= Tac Air =

Board wargame

Cover art by George Parrish, 1987

Tac Air is a board wargame published by Avalon Hill in 1987 that is based on a wargame originally developed for the US Navy.

==Description==
Created during the Cold War, Tac Air is a two-player wargame that hypothesizes that the Cold War has gone hot and Warsaw Pact forces have invaded southern Germany in the area of the Main River between Bamberg and Bayreuth. The game simulates NATO's attempts to blunt the invasion using a combination of ground forces and tactical air support.

===Components===
The game contains:
- Two-piece 22" x 32" mounted map scaled at 1 nautical mile (1852 m/2025 yd) per hex. Some scenarios only use half of the map board.
- More than 500 die-cut counters
- Basic rulebook
- Advanced rulebook
- Various game aids and charts
- Two six-sided dice

===Gameplay===
The game includes twelve scenarios:
- Five scenarios using only the Basic rules.
- Seven scenarios using an increasing number of Advanced and Optional Advanced rules.

==Publication history==
In the 1980s, the Research and Studies for the Office of Net Assessment (OSD/NA) of the US Department of Defense developed a number of wargames to be used at Maneuver Combat Training Centers (MCTC). Several of these wargames were subsequently sold to companies, which developed them as commercial products. One of these, FEBA (Forward Edge of Battle Area), a wargame developed by Major Mark Thibodeau, Captain Matt Cathay, and Captain Wayne Close, was sold to Avalon Hill. The game was retitled Tac Air, revised, and adapted for commercial release by former USAF pilot Gary C. "Mo" Morgan, with rules development by S. Craig Taylor, cartography and graphics by Charles Kibler, and box art by George Parrish.
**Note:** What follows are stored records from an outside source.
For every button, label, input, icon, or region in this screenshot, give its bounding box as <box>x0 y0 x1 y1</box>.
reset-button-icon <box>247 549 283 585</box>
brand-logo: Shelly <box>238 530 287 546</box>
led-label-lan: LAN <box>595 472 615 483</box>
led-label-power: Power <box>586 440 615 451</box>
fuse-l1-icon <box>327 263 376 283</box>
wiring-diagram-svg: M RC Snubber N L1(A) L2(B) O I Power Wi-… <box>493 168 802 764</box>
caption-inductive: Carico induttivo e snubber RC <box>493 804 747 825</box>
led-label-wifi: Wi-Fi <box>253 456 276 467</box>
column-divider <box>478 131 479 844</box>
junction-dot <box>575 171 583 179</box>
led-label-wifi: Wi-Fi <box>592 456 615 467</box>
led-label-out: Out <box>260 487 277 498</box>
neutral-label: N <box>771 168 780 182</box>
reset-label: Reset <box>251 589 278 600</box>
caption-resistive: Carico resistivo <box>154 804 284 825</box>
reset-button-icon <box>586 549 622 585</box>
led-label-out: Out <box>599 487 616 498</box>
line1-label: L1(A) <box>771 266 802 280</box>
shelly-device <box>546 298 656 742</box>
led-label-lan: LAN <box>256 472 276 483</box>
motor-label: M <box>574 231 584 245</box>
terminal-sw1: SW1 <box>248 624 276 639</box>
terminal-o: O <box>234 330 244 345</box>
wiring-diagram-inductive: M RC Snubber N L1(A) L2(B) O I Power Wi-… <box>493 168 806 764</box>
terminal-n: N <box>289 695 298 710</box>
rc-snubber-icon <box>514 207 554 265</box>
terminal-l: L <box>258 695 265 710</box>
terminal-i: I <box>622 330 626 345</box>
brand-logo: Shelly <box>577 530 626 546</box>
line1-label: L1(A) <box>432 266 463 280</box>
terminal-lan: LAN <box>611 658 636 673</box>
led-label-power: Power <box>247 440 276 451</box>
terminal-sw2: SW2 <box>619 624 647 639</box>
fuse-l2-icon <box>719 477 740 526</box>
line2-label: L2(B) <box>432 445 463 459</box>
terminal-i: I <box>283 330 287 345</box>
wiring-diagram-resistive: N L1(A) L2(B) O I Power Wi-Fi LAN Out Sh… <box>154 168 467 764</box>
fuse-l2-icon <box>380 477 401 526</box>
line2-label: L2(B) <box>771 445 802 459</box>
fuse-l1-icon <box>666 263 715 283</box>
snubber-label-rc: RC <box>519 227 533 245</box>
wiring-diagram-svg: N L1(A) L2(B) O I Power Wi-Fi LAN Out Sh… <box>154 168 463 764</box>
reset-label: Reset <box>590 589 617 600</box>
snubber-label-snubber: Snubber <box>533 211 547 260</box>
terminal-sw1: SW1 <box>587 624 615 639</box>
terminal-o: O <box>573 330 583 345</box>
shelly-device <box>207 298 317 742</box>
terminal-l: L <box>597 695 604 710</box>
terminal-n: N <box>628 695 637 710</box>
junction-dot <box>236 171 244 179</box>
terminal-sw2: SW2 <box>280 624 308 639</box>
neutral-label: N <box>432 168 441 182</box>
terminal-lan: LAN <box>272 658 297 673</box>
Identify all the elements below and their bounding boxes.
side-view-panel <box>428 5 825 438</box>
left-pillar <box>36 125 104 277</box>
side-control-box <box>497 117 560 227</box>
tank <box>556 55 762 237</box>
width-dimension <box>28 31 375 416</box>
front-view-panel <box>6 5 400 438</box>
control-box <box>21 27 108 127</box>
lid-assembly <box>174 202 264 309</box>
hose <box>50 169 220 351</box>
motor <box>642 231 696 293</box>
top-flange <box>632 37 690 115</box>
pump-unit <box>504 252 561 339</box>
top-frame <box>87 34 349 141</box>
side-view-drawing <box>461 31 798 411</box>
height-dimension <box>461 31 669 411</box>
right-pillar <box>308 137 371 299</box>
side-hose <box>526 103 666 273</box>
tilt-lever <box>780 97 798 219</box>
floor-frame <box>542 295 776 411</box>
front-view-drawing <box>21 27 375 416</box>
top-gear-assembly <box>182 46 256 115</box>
Avalon Hill published Tac Air in 1987.

==Reception==
Ellis Simpson reviewed Tac-Air for Games International magazine, and gave it 3 1/2 stars out of 5, and stated that "Tac-Air may be something of a missed opportunity in the realism stakes, but it is a good game. with the information available, it would only take a minute's tinkering, at little cost to playability to address some of the realism issues."

==Reviews==
- Fire & Movement #68
- Casus Belli #47

==Awards==
Tac Air won the Charles S. Roberts Award for "Best Post–World War Two or Modern Game of 1988", and was a finalist for "Best Wargaming Graphics of 1988".